Now it is time for you to formulate your own research question. You should spend ample time on this task as it will guide your work for the rest of the course.


One of the simplest research questions that can be asked is whether two topics or constructs are associated.

Is medical treatment seeking associated with income? Is water fluoridation associated with number of cavities during dentist visits? Is humidity associated with caterpillar reproduction?


First, carefully read through the available code book(s). If more than one data set has been made available to you, select the one that you would like to work with.

Next, identify a specific topic of interest and begin to prepare a code book of your own. Print individual pages from the larger code book (i.e. items or questions that measure your selected topic).

During an additional review of the code book, identify a second topic that you would like to explore in terms of its association with your original topic. Add the items or questions documenting this second topic to your personal codebook.

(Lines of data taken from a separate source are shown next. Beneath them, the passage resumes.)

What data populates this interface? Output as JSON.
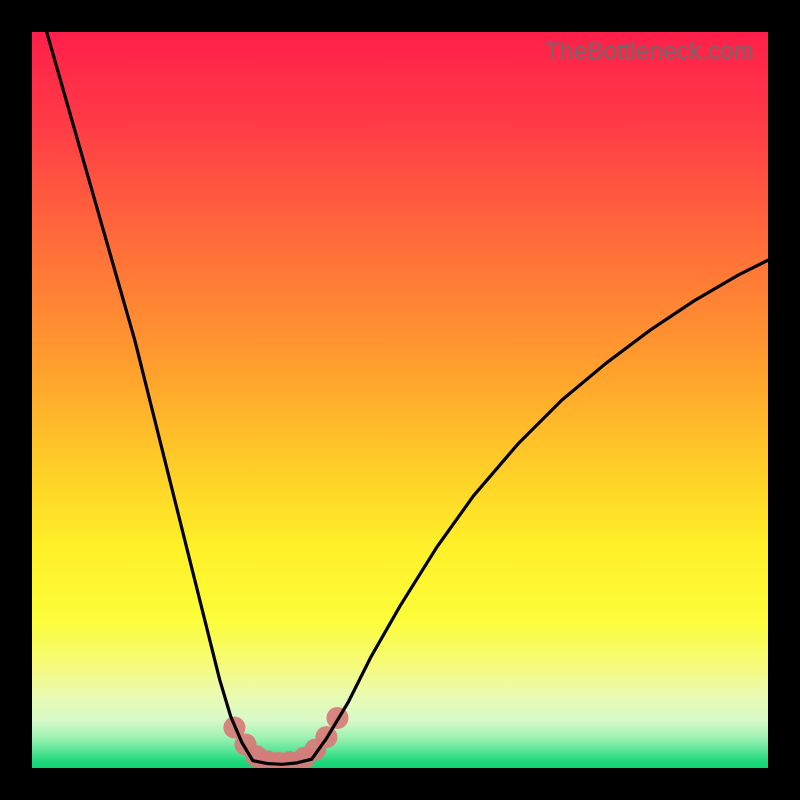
{
  "watermark": "TheBottleneck.com",
  "colors": {
    "frame": "#000000",
    "curve": "#000000",
    "marker_fill": "#d87a7a",
    "gradient_stops": [
      {
        "offset": 0.0,
        "color": "#ff1f4a"
      },
      {
        "offset": 0.12,
        "color": "#ff3a46"
      },
      {
        "offset": 0.28,
        "color": "#ff6a3a"
      },
      {
        "offset": 0.44,
        "color": "#ff9a2e"
      },
      {
        "offset": 0.58,
        "color": "#ffca28"
      },
      {
        "offset": 0.7,
        "color": "#fff028"
      },
      {
        "offset": 0.8,
        "color": "#fcfd3a"
      },
      {
        "offset": 0.86,
        "color": "#f5fb7a"
      },
      {
        "offset": 0.9,
        "color": "#eafbb0"
      },
      {
        "offset": 0.935,
        "color": "#d8f9c8"
      },
      {
        "offset": 0.958,
        "color": "#9ff2b2"
      },
      {
        "offset": 0.975,
        "color": "#5fe69a"
      },
      {
        "offset": 0.99,
        "color": "#22d97f"
      },
      {
        "offset": 1.0,
        "color": "#12d374"
      }
    ]
  },
  "chart_data": {
    "type": "line",
    "title": "",
    "xlabel": "",
    "ylabel": "",
    "xlim": [
      0,
      100
    ],
    "ylim": [
      0,
      100
    ],
    "series": [
      {
        "name": "left-branch",
        "x": [
          2,
          4,
          6,
          8,
          10,
          12,
          14,
          16,
          18,
          20,
          22,
          24,
          25.5,
          27,
          28.5,
          30
        ],
        "y": [
          100,
          93,
          86,
          79,
          72,
          65,
          58,
          50,
          42,
          34,
          26,
          18,
          12,
          7,
          3.5,
          1
        ]
      },
      {
        "name": "valley-floor",
        "x": [
          30,
          32,
          34,
          36,
          38
        ],
        "y": [
          1,
          0.6,
          0.5,
          0.7,
          1.2
        ]
      },
      {
        "name": "right-branch",
        "x": [
          38,
          40,
          43,
          46,
          50,
          55,
          60,
          66,
          72,
          78,
          84,
          90,
          96,
          100
        ],
        "y": [
          1.2,
          4,
          9,
          15,
          22,
          30,
          37,
          44,
          50,
          55,
          59.5,
          63.5,
          67,
          69
        ]
      }
    ],
    "markers": {
      "name": "valley-markers",
      "x": [
        27.5,
        29,
        30.5,
        32,
        33.5,
        35,
        37,
        38.5,
        40,
        41.5
      ],
      "y": [
        5.5,
        3.2,
        1.6,
        0.9,
        0.7,
        0.8,
        1.4,
        2.5,
        4.2,
        6.8
      ]
    }
  }
}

For example, after looking through the code book for the NESARC study, I have decided that I am particularly interested in nicotine dependence. I am not sure which items I will use regarding nicotine dependence (e.g. symptoms or a diagnosis) so for now I will include all of the relevant items in my personal codebook.

While nicotine dependence is a good starting point, I need to determine what it is about nicotine that I am interested in. It strikes me that friends and acquaintances that I have known through the years that became hooked on cigarettes did so across very different periods of time. Some seemed to be dependent soon after their first few experiences with smoking and others after many years of generally irregular smoking behavior.

I decide that I am most interested in exploring the association between level of smoking and nicotine dependence.

I add to my codebook items reflecting smoking (e.g. smoking quantity and frequency). Bring a printed copy of this personal code book to each class session.